Se llegó a pedir a Redondo, en esas horas frenéticas, que ofreciera a la Comunidad la misma fórmula que se había pactado con los vascos: salen de la fase 0 las tres provincias, con restricciones en zonas concretas pactadas previamente entre ambos gobiernos. Pero Moncloa no quiso. Frente al no rotundo que había que darle a Madrid, tenían que contraponer otro no a Valencia. Menos tajante, pero igual de nefasto: no salen ninguna de las tres, aunque sí algunos distritos, sobre todo de Alicante.

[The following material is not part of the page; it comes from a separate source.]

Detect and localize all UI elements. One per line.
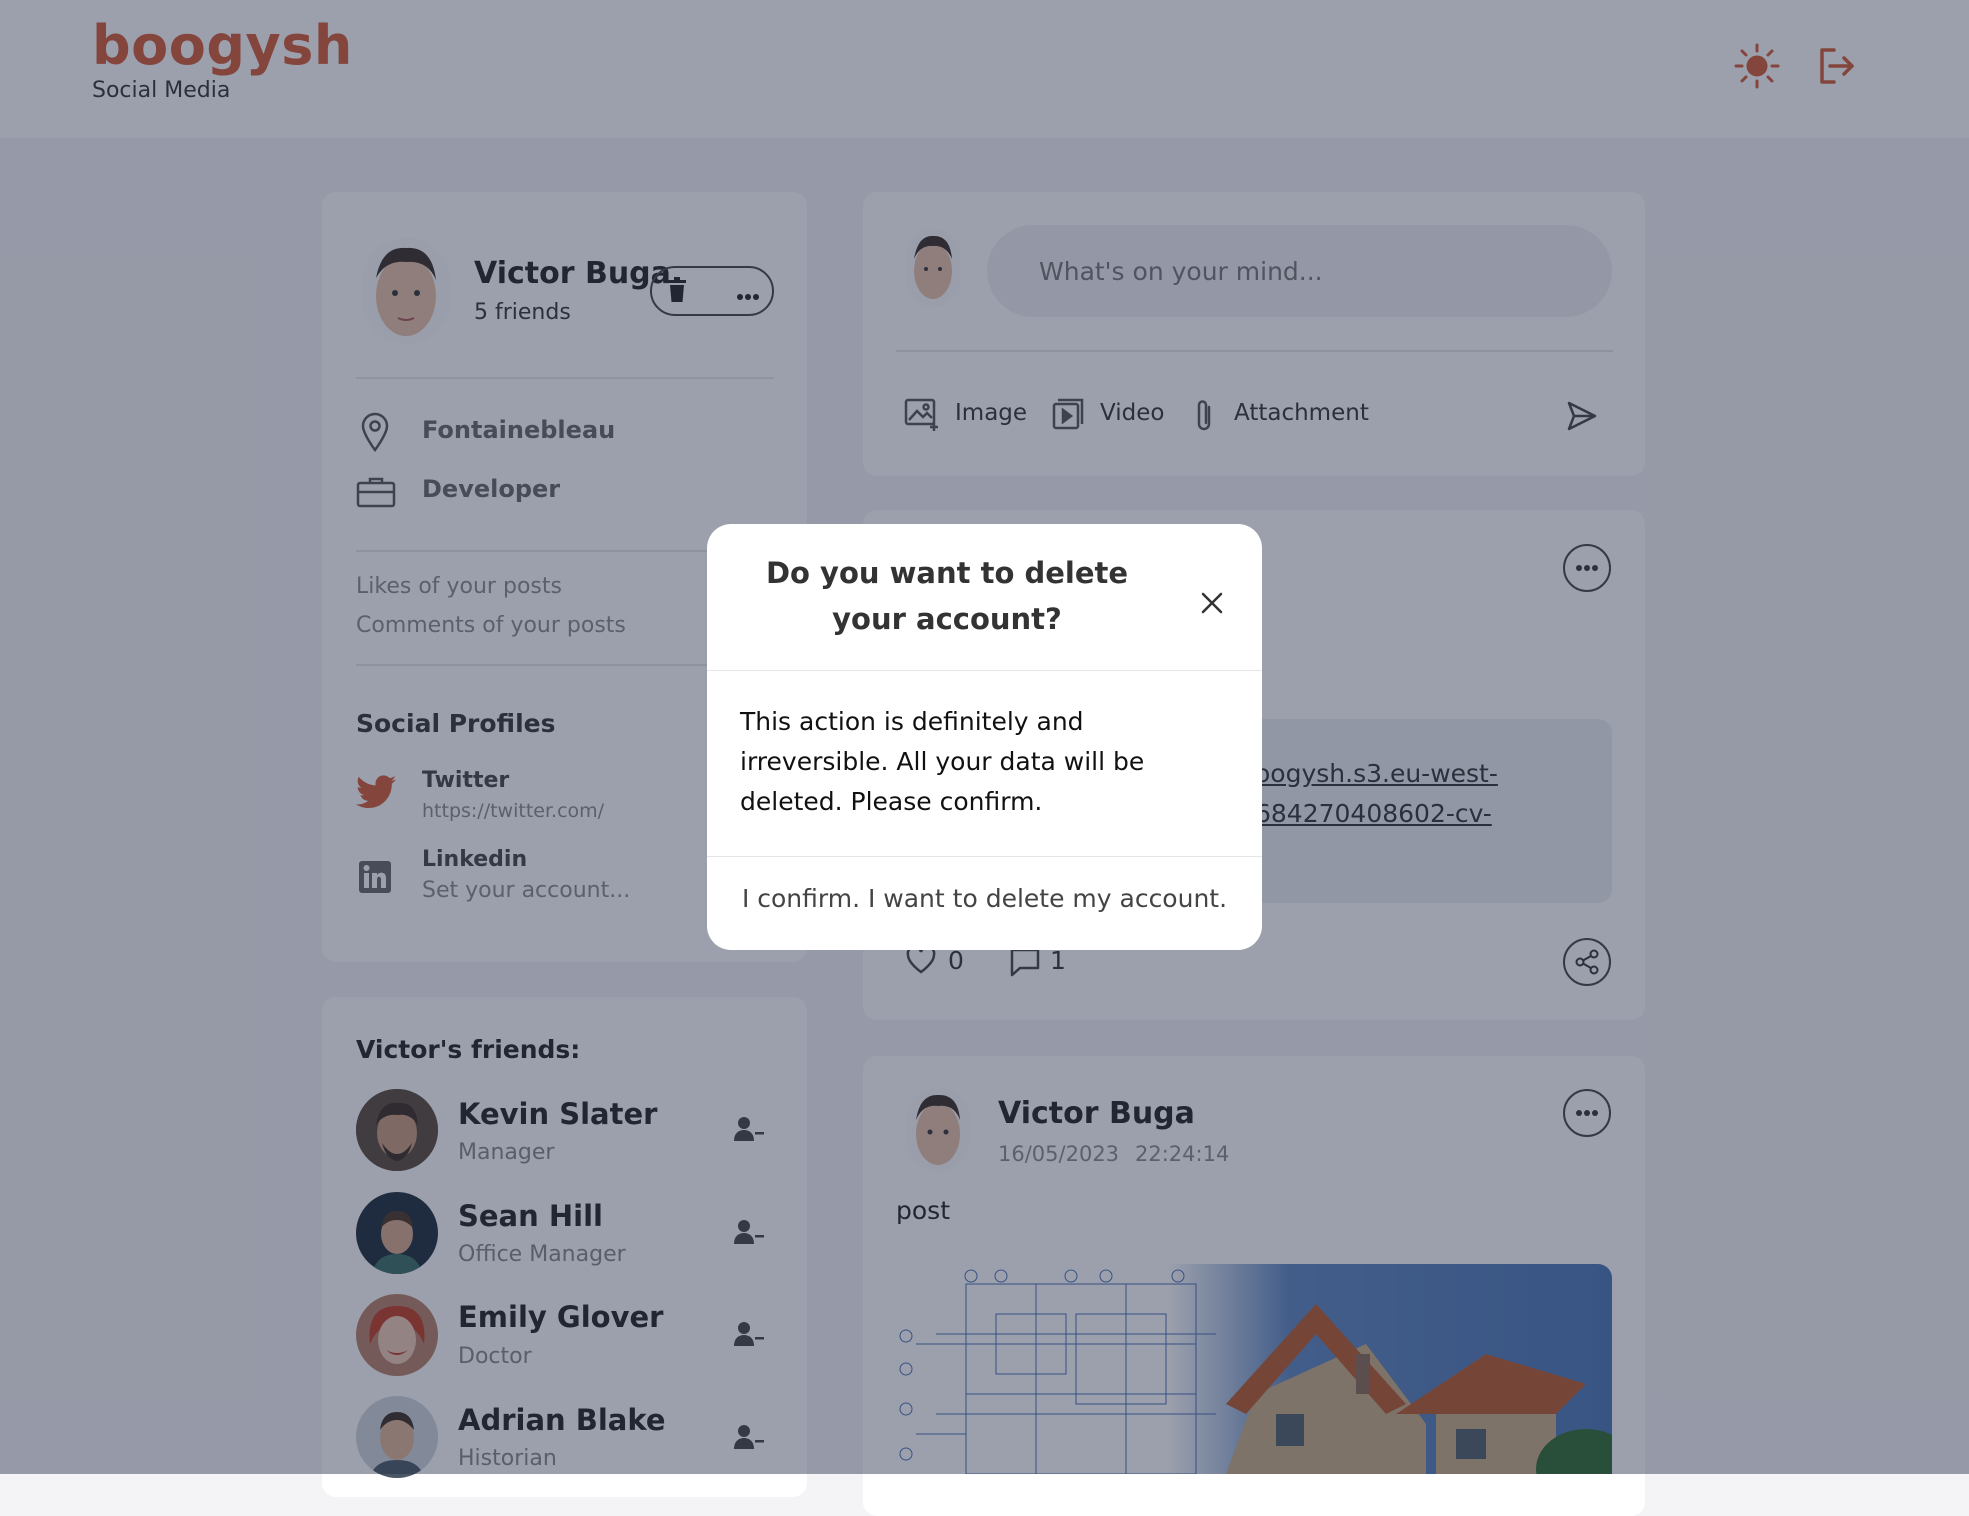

Como Eurovisión. El resultado no ha podido ser peor. Incluso en términos de comunicación. El mensaje que Sánchez trasladó a los ciudadanos con su decisión fue de principio a final negativo: la mitad de los españoles han aprobado y la otra mitad, no. Pero lo peor es que el Gobierno ni siquiera ha sido capaz de explicar cuál ha sido el baremo con el que se ha tomado la decisión. Se sabe quiénes pasan a otra fase y quiénes no, pero no se informa de por qué unos salen y otros no. El decreto del Gobierno publicando en el BOE de ayer la medida no estaba motivado. Los alumnos que han suspendido, no tienen derecho a saber en qué materias. Así que, pues el Gobierno se niega a explicarlo, el resultado es que las interpretaciones de que esto ha sido un cambalache político donde los elementos objetivos han decaído en beneficio de los intereses de la Moncloa son, a falta de otras, las únicas plausibles. «En lugar de tranquilizar a todos los españoles, los han enfrentado. Han convertido esto en Eurovisión: United Kingdom, ten points; guayominí, five points, Comunidad Valenciana, trois punts y pierde. Es un error lamentable», se lamentaba un conseller.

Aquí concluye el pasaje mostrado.